Röntgen insuffle une sensualité presque charnelle à ses mélodies et à ses
orchestrations. Cette caractéristique est évidente dans le Concerto pour violon en la mineur dont les mouvements sont remplis
de thèmes accrocheurs orchestrés somptueusement. Le violon est extrêmement
présent tout au long de la partition, ce qui en fait un concerto assez exigeant
au plan de l’endurance. Le premier mouvement s’amorce sur un thème volontaire
exposé au violon solo (économiquement accompagné par quelques pizzicati des
cordes de l’orchestre). Celui-ci évolue en une ligne sinueuse aux traits
mélancoliques tout à fait charmante. Le développement se poursuit avec un
troisième thème qui se révèle plus sérieux, mais aussi un brin magique et
mystérieux dans sa déclinaison orchestrale suivante. Le mouvement continue
d’évoluer en ramenant les 1er et 2e thèmes dans des
transformations on ne peut plus romantiques, avant de conclure sur une note
affirmée.
Le deuxième mouvement est un Lento
tendre et sensible qui amène quelques références au premier mouvement tout en
introduisant du nouveau matériel mélodique. Röntgen avait une main très sûre
pour transcrire l’émotion sans inonder l’auditeur.
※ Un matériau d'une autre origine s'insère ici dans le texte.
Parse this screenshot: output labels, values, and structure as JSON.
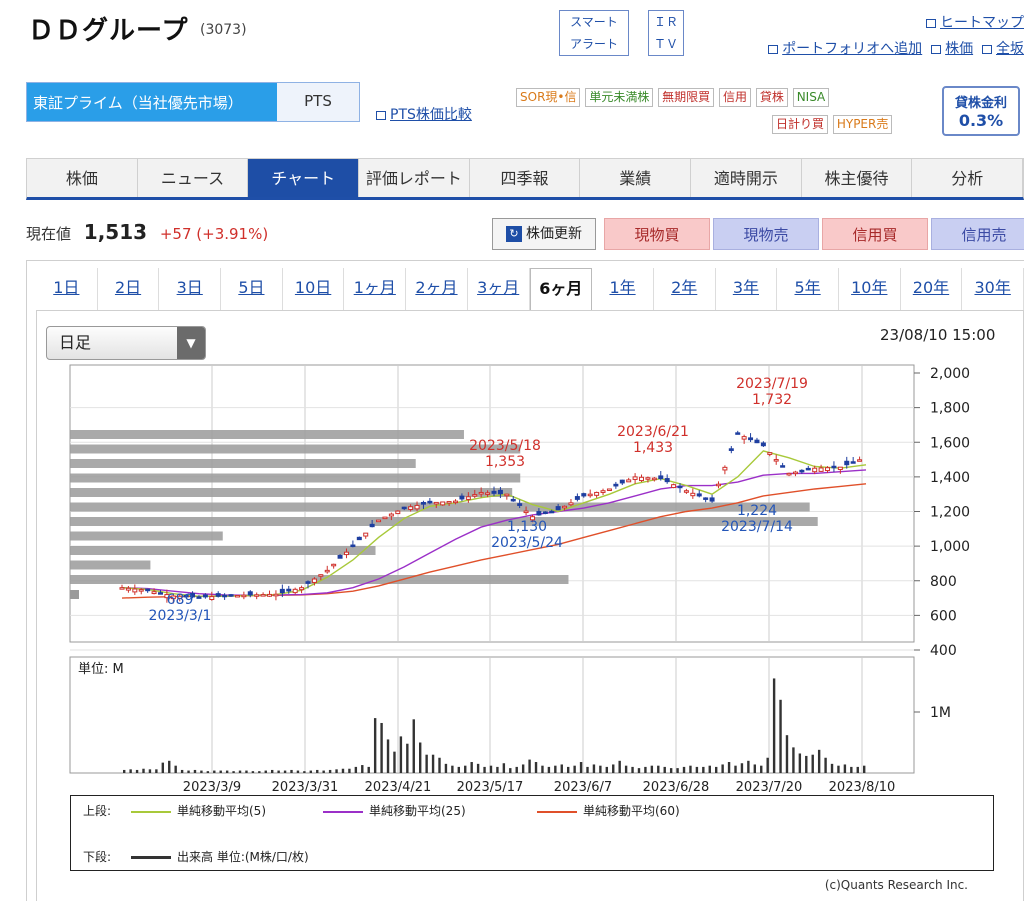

Le troisième et dernier mouvement, un rondeau rustique et dansant,
intègre une mélodie ancienne du folklore néerlandais, ce qui permet au
compositeur de créer de superbes passages harmoniques qui ont de plus
l’avantage d’être joliment bonifiés par la palette orchestrale de Röntgen.
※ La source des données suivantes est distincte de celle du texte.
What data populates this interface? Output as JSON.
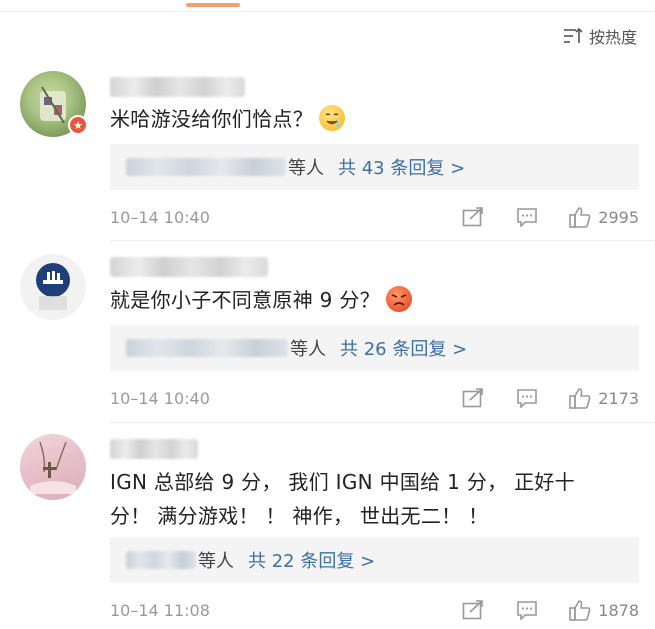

La Ballade pour violon et orchestre
suit le Concerto en la mineur. Celle-ci, une longue cantilène rhapsodique de 15
minutes, est une autre jolie réussite du compositeur. L’atmosphère est
mélancolique, teintée du brouillard des mers du nord, avec quelques échappées
ensoleillées occasionnelles, telle cet épisode central vivifiant d’énergie et
d’optimisme). Le résultat est touchant et probablement un témoin de l’état
d’esprit ambivalent (épuisé et soulagé à la fois) de Röntgen au moment de la
composition (c’était en 1918, à la fin de la Première Guerre mondiale).
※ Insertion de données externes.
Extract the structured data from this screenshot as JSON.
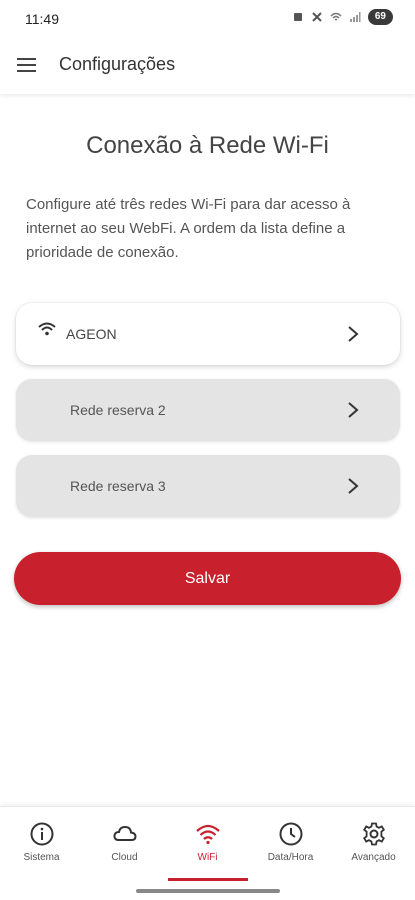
{
  "status_bar": {
    "time": "11:49",
    "battery": "69"
  },
  "app_bar": {
    "title": "Configurações",
    "menu_icon": "menu-icon"
  },
  "page": {
    "heading": "Conexão à Rede Wi-Fi",
    "description": "Configure até três redes Wi-Fi para dar acesso à internet ao seu WebFi. A ordem da lista define a prioridade de conexão."
  },
  "networks": [
    {
      "label": "AGEON",
      "icon": "wifi-icon",
      "active": true
    },
    {
      "label": "Rede reserva 2",
      "active": false
    },
    {
      "label": "Rede reserva 3",
      "active": false
    }
  ],
  "save_label": "Salvar",
  "colors": {
    "accent": "#c8202c",
    "inactive_card": "#e4e4e4"
  },
  "bottom_nav": {
    "selected": "WiFi",
    "items": [
      {
        "label": "Sistema",
        "icon": "info-icon"
      },
      {
        "label": "Cloud",
        "icon": "cloud-icon"
      },
      {
        "label": "WiFi",
        "icon": "wifi-icon"
      },
      {
        "label": "Data/Hora",
        "icon": "clock-icon"
      },
      {
        "label": "Avançado",
        "icon": "gear-icon"
      }
    ]
  }
}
Le Concerto en fa dièse mineur
ne fait absolument sa date de composition (1931). Le langage est résolument
passéiste, soit éminemment romantique. Pourtant, Röntgen, dans d’autres
compositions, avait montré un degré d’ouverture certain pour la modernité
musicale de l’époque (Gershwin, Debussy, Hindemith et, dans une moindre mesure,
Schoenberg). Cela n’est tout simplement pas en évidence ici. Quoiqu’il en soit,
bien que le matériau thématique et mélodique soit moins direct et accrocheur
que dans le concerto en la mineur, la science de Röntgen demeure fort agréable
à écouter. Le premier mouvement est dramatique et un brin solennel, l’andante tranquillo qui suit n’est pas
aussi charmant que le lento de l’autre concerto, mais il ne manque pas
d’intérêt. Un très beau passage où se côtoient le soliste, les cordes et les
cors est amené vers 5 minutes, et demeure le haut moment émotif du mouvement.
Le troisième mouvement, très court, fait figure de petit caprice espiègle un
peu trop léger pour servir de finition. Il est tout de même souriant et
honnête.
J’aime beaucoup la musique de Röntgen. Ses 18 symphonies sont une
véritable mine d’or à découvrir et exploiter! Sur ce disque, le Concerto en la mineur vaut vraiment
le détour, mais également la Ballade.